What you need to enforce this settlement is that it must be proven that you cannot service the debt permanently. Furthermore, it must be proven that it is impossible to pay back the money shortly. Therefore, if you cannot pay back the money now but can do so in the next 10 or even 15 years, you won’t secure the compulsory debt settlement. If you can sell off assets to repay the loan, you won’t also secure this court order.

Another requirement is that the settlement must not be offensive or unreasonable to others. In other words, if someone else who was in the same situation as you wasn’t granted the debt settlement, you wouldn’t get it either. So, the representative of your creditors will do their best to look for cases where individuals with similar cases in the past didn’t get the court’s favor in a bid to throw out your case. Furthermore, you must also document that you tried the voluntary option first, but the creditors rejected your proposal.

Bear in mind that you won’t be eligible for the scheme if any of these issues are the reason why you can’t make payment:

  • Failure to pay duties and taxes when you could have paid them
  • Criminal relations
  • Unwillingness to pay the money when you had it

Who Administers the Settlement?

As we said earlier, you have to pass through the District Court to get the settlement. Therefore, the District Court’s bailiff is responsible for deciding whether you get the scheme or not. You can check here to learn more about the duties and responsibilities of a bailiff. They are also responsible for determining the terms of the agreement.

Furthermore, they’ll also create a budget to make sure you have sufficient money for housing costs and living expenses. The expenses will be kept at a reasonable amount, and the bailiff will determine subsistence rates using a different regulation. At the end of the day, whatever excess money you have must be paid to the lenders.

This scheme is perfect for individuals rather than business owners. Such business owners can only get the settlement under one condition. Less than 10 percent of the debt must be related to the operation of the business.

How to Apply for a Compulsory Debt Settlement

To apply for this scheme, the first thing you need to do is contact your district’s bailiff. You can then visit the police’s website for an overview of the things you need to do, the documentation you need, the format of the proceedings, etc. On the website, you’ll also find the application form, which you can download and print.

After filling out and submitting the form, you’ll receive a summons to meet with the district bailiff. Once all the required documentation is submitted, processing of the application will begin. Bear in mind that the agreement might take about four to six months before it is created.

Repercussions of a Compulsory Debt Settlement

If you force a settlement, you must be willing to part with your car, if you have one. It will be sold to pay back the creditors. However, if you use it for your business or work, or you need it because of a disability or illness, then you’ll be exempt from this.

Your home might also be sold. If you have a mortgage on it, the bank with the lien will get their money first. After that, your creditor will receive the profit. For a rented apartment, if the size and standard are reasonable, you get to keep it.

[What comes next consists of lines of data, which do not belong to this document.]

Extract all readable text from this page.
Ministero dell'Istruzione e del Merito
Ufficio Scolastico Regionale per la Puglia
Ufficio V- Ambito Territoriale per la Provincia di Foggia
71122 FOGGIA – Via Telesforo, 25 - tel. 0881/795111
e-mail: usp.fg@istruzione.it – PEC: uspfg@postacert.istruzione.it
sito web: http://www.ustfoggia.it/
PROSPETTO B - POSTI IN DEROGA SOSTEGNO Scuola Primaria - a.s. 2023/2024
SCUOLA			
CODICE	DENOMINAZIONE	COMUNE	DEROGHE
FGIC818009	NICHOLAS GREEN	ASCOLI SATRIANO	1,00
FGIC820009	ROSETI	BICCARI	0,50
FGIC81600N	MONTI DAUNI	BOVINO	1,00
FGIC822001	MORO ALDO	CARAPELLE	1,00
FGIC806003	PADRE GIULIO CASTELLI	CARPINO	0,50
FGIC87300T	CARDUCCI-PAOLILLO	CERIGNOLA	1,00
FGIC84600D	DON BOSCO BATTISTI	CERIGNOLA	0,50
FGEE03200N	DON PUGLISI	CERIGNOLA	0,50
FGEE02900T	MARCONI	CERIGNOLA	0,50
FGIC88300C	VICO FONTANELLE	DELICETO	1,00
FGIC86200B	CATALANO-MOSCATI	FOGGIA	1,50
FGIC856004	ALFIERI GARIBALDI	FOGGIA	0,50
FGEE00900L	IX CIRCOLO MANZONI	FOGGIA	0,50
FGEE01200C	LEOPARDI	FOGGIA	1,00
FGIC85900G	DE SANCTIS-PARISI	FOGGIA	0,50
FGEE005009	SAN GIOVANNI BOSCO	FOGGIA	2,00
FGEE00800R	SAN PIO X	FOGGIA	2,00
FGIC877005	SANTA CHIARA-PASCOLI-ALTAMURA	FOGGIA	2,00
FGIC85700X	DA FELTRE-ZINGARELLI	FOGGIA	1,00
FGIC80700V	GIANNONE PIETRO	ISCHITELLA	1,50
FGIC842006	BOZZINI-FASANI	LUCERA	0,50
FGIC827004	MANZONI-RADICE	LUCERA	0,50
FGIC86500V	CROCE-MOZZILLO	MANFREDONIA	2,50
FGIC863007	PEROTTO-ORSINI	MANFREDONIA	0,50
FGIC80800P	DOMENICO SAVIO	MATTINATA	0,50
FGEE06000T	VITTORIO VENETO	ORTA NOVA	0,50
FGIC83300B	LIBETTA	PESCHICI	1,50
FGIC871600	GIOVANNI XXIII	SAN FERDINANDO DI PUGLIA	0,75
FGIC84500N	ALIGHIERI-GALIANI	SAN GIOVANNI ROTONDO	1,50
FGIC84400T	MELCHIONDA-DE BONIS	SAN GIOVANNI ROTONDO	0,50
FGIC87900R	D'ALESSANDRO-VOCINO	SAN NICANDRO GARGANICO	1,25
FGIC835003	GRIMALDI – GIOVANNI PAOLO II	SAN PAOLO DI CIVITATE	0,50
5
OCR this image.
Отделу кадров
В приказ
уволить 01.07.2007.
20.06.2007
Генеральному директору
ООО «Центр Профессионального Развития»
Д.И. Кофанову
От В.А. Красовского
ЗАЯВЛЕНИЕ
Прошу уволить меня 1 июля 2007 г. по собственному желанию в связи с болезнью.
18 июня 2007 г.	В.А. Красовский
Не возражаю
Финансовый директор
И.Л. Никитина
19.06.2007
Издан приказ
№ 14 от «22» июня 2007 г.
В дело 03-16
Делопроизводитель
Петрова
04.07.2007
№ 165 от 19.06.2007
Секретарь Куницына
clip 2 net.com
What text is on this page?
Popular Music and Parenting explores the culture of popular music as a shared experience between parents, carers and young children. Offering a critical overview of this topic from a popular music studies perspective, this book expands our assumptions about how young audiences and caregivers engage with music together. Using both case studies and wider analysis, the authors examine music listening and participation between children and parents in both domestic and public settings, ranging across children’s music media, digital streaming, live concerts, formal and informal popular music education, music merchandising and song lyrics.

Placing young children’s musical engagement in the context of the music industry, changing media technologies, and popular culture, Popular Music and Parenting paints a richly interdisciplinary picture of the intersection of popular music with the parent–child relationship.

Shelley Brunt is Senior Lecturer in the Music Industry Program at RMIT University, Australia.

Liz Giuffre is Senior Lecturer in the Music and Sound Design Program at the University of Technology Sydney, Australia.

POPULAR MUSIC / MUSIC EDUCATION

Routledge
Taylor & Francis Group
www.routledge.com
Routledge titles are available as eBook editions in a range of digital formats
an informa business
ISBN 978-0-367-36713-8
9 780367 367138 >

Assets such as a chattel or cottage might also be sold off. Other items that you can trade can also be sold. On the other hand, assets such as white goods, furniture, and clothes can be kept.

Conclusion

A debt settlement is a great solution for individuals who cannot service their debt. The inability to pay off the loan must be persistent. However, if it’s likely the situation might change 10 or even 15 years later, the agreement would not be sanctioned.

When you secure this arrangement, you are obligated to pay whatever surplus money that remains after your living expenses budget has been fulfilled to the creditors. Furthermore, you must not apply for a new loan within the stipulated period without getting approval from the bailiff. Finally, every year, you must submit your income information to your creditors so they can determine if you are complying with the terms of the agreement.